Rose (Brooke Adams) is found alone and adrift on a small boat. She begins to recount what happened to her and her yacht mates, and through flashback, we follow along to see what happened. It appears forty years ago, at the end of WWII, the Nazis were creating a super soldier. The allies ran into this group, and it’s the only squad that the allies hadn’t recorded a kill against. These super soldiers fought without guns with super human strength. This is all told in the opening narration, and it’s quite effective in setting the mood. It turns out, these soldiers are zombies, and they are currently lying dormant at the bottom of the sea. This is of course unbeknownst to our yachters, led by the captain, played by John Carradine. As you can imagine, the yacht ends up off course and being blindsided by a ghost ship. They make way for a island in the distance in which they find a huge mansion populated by a lone man.
Peter Cushing, in a nice, though brief, role, appears to tell them they must leave his place. He is a SS commander from the war who has been living isolated from the world for forty years. When the yachters tell him about the shipwrecked vessel they hit, he recognizes this as a vessel containing the zombie soldiers. Now, the zombies rise, underwater, and walk to the island with purpose-the purpose to kill! But we’ll have to wait through half the films running time for that to happen. Instead we’ll see zombies rise from the water slowly, ad nauseam.

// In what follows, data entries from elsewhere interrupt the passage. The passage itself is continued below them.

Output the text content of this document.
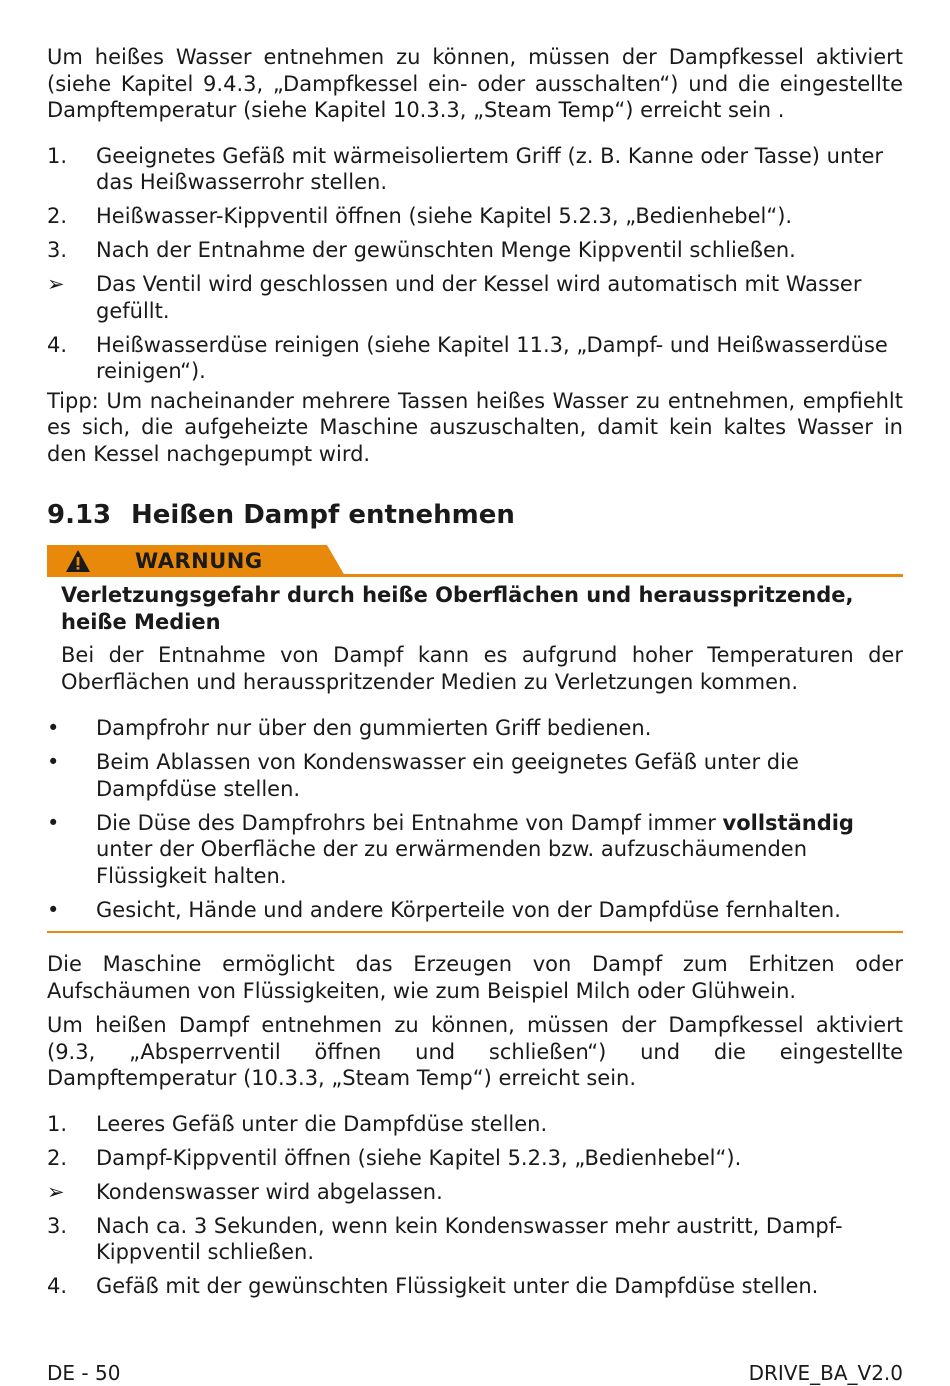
Um heißes Wasser entnehmen zu können, müssen der Dampfkessel aktiviert (siehe Kapitel 9.4.3, „Dampfkessel ein- oder ausschalten“) und die eingestellte Dampftemperatur (siehe Kapitel 10.3.3, „Steam Temp“) erreicht sein .

1.	Geeignetes Gefäß mit wärmeisoliertem Griff (z. B. Kanne oder Tasse) unter das Heißwasserrohr stellen.
2.	Heißwasser-Kippventil öffnen (siehe Kapitel 5.2.3, „Bedienhebel“).
3.	Nach der Entnahme der gewünschten Menge Kippventil schließen.
➢	Das Ventil wird geschlossen und der Kessel wird automatisch mit Wasser gefüllt.
4.	Heißwasserdüse reinigen (siehe Kapitel 11.3, „Dampf- und Heißwasserdüse reinigen“).

Tipp: Um nacheinander mehrere Tassen heißes Wasser zu entnehmen, empfiehlt es sich, die aufgeheizte Maschine auszuschalten, damit kein kaltes Wasser in den Kessel nachgepumpt wird.

9.13 Heißen Dampf entnehmen
WARNUNG

Verletzungsgefahr durch heiße Oberflächen und herausspritzende, heiße Medien

Bei der Entnahme von Dampf kann es aufgrund hoher Temperaturen der Oberflächen und herausspritzender Medien zu Verletzungen kommen.

•	Dampfrohr nur über den gummierten Griff bedienen.
•	Beim Ablassen von Kondenswasser ein geeignetes Gefäß unter die Dampfdüse stellen.
•	Die Düse des Dampfrohrs bei Entnahme von Dampf immer vollständig unter der Oberfläche der zu erwärmenden bzw. aufzuschäumenden Flüssigkeit halten.
•	Gesicht, Hände und andere Körperteile von der Dampfdüse fernhalten.

Die Maschine ermöglicht das Erzeugen von Dampf zum Erhitzen oder Aufschäumen von Flüssigkeiten, wie zum Beispiel Milch oder Glühwein.

Um heißen Dampf entnehmen zu können, müssen der Dampfkessel aktiviert (9.3, „Absperrventil öffnen und schließen“) und die eingestellte Dampftemperatur (10.3.3, „Steam Temp“) erreicht sein.

1.	Leeres Gefäß unter die Dampfdüse stellen.
2.	Dampf-Kippventil öffnen (siehe Kapitel 5.2.3, „Bedienhebel“).
➢	Kondenswasser wird abgelassen.
3.	Nach ca. 3 Sekunden, wenn kein Kondenswasser mehr austritt, Dampf-Kippventil schließen.
4.	Gefäß mit der gewünschten Flüssigkeit unter die Dampfdüse stellen.
DE - 50	DRIVE_BA_V2.0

There’s an inherent understanding that comes with a Nazi themed horror film, and that is this: It’s going to be sleazy, and it’s going to be gory. Unfortunately, neither option is on display here. Granted, the scenes of zombies in full on Nazi regalia are satisfactorily creepy as they slowly raise their goggled heads from the water. However, the director, Ken Wiederhorn is aware of this, and beats it to death with a baseball bat. That would be fine if this setup led to the expected massacre; it doesn’t though, instead languishing in a uniform malaise that does at much to lull you to sleep as it does to creep you out.
There are kills, but they’re rather tame, and some happen off camera. The story is hanging by a shoelace to begin with, and the longer the story is depended on to carry the movie, the more the movie begins lagging in direction. The end product begins feeling more like a tv movie from the 70’s than an exploitation film, and I don’t think that the audience in the mood for “Shock Waves” is looking for an afterschool special.
Perhaps I’m so desensitized that nothing’s shocking, but when Nazi zombies roam the earth, I suspect they’ll use more than a garrote to extinguish the sad sack humans.